Shmini Atzeres — The Intimate Day
Hebrew: שמיני עצרת | When: 22 Tishrei (in Eretz Yisrael; in diaspora combined with Simchas Torah on 23 Tishrei)
Atzeres: Detained with Love
The Midrash (Vayikra Rabbah 30:12) offers one of the most moving images in all of Torah literature: after the seven days of Sukkot — during which seventy bulls were offered for the seventy nations of the world — G-d says to Israel: “Kashah alai preidaschem — It is hard for Me that you are leaving. Stay with Me one more day.” This is Shmini Atzeres: the eighth day, when G-d detains His beloved people for one more intimate moment.
The word atzeres means “detention” or “holding back.” It is the final Yom Tov of the Tishrei season, yet it stands apart from Sukkot entirely: we do not sit in the sukkah on this day (the Alter Rebbe rules not to sit in the sukkah on Shmini Atzeres in the diaspora, to make the distinction clear), and the arba minim are set aside. Shmini Atzeres is a regel bif’nei atzmo — its own independent festival.

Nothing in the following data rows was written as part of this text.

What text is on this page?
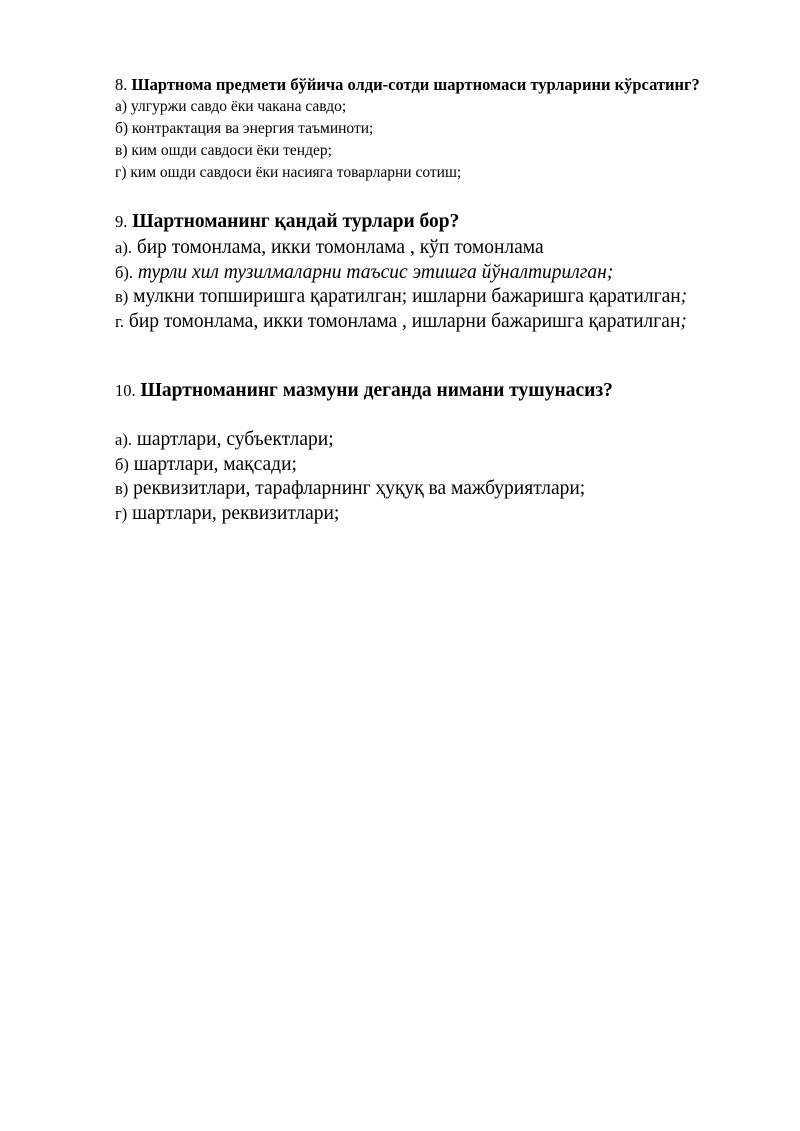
8. Шартнома предмети бўйича олди-сотди шартномаси турларини кўрсатинг?
а) улгуржи савдо ёки чакана савдо;
б) контрактация ва энергия таъминоти;
в) ким ошди савдоси ёки тендер;
г) ким ошди савдоси ёки насияга товарларни сотиш;
9. Шартноманинг қандай турлари бор?
а). бир томонлама, икки томонлама , кўп томонлама
б). турли хил тузилмаларни таъсис этишга йўналтирилган;
в) мулкни топширишга қаратилган; ишларни бажаришга қаратилган;
г. бир томонлама, икки томонлама , ишларни бажаришга қаратилган;
10. Шартноманинг мазмуни деганда нимани тушунасиз?
а). шартлари, субъектлари;
б) шартлари, мақсади;
в) реквизитлари, тарафларнинг ҳуқуқ ва мажбуриятлари;
г) шартлари, реквизитлари;
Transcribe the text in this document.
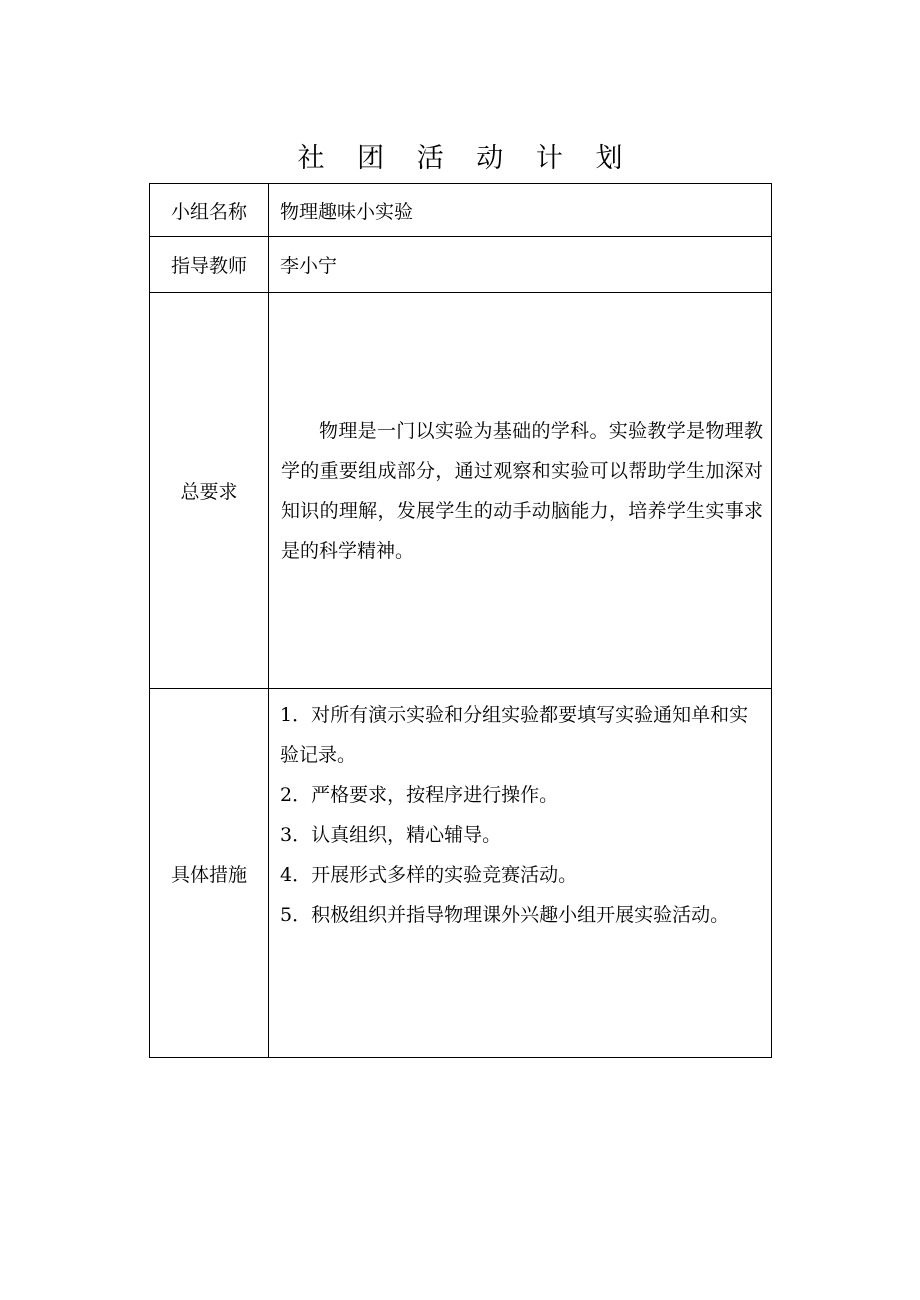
社 团 活 动 计 划
小组名称	物理趣味小实验
指导教师	李小宁
总要求	物理是一门以实验为基础的学科。实验教学是物理教学的重要组成部分，通过观察和实验可以帮助学生加深对知识的理解，发展学生的动手动脑能力，培养学生实事求是的科学精神。

具体措施	1．对所有演示实验和分组实验都要填写实验通知单和实验记录。

2．严格要求，按程序进行操作。

3．认真组织，精心辅导。

4．开展形式多样的实验竞赛活动。

5．积极组织并指导物理课外兴趣小组开展实验活动。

The Rebbe’s Joy on Shmini Atzeres / Simchas Torah
Of all the Yom Tovim, Shmini Atzeres / Simchas Torah was the one where the Rebbe’s joy was most visibly uncontained. The hakafos at 770 Eastern Parkway on this night would draw thousands — Chassidim, visitors, skeptics, secular Jews — all swept up in a joy that transcended ordinary celebration. The Rebbe would dance with the Torah scrolls, sometimes for hours, his face radiant with a joy that seemed to come from a depth inaccessible to ordinary emotion.
The Rebbe taught: on Simchas Torah, every Jew is equal in relation to the Torah. The great scholar and the simple person both dance with the same Torah. This is the deepest achdus Yisrael — unity of Israel — expressed through joy rather than argument.
The Inner Dimension
Shmini Atzeres represents the relationship between Knesset Yisrael (the collective soul of Israel) and HaKadosh Baruch Hu after all the work of the month: Elul, Rosh Hashanah, Yom Kippur, Sukkot. All the avodah has been completed. Now comes the simple, wordless joy of being together — of the Jewish people as they are, loved by G-d as He is, without any specific service as the vehicle of connection.
In Kabbalistic terms, Shmini Atzeres corresponds to Keter — the transcendent aspect that cannot be grasped by any sefirah below it. It is beyond the seven of Sukkot. It simply is.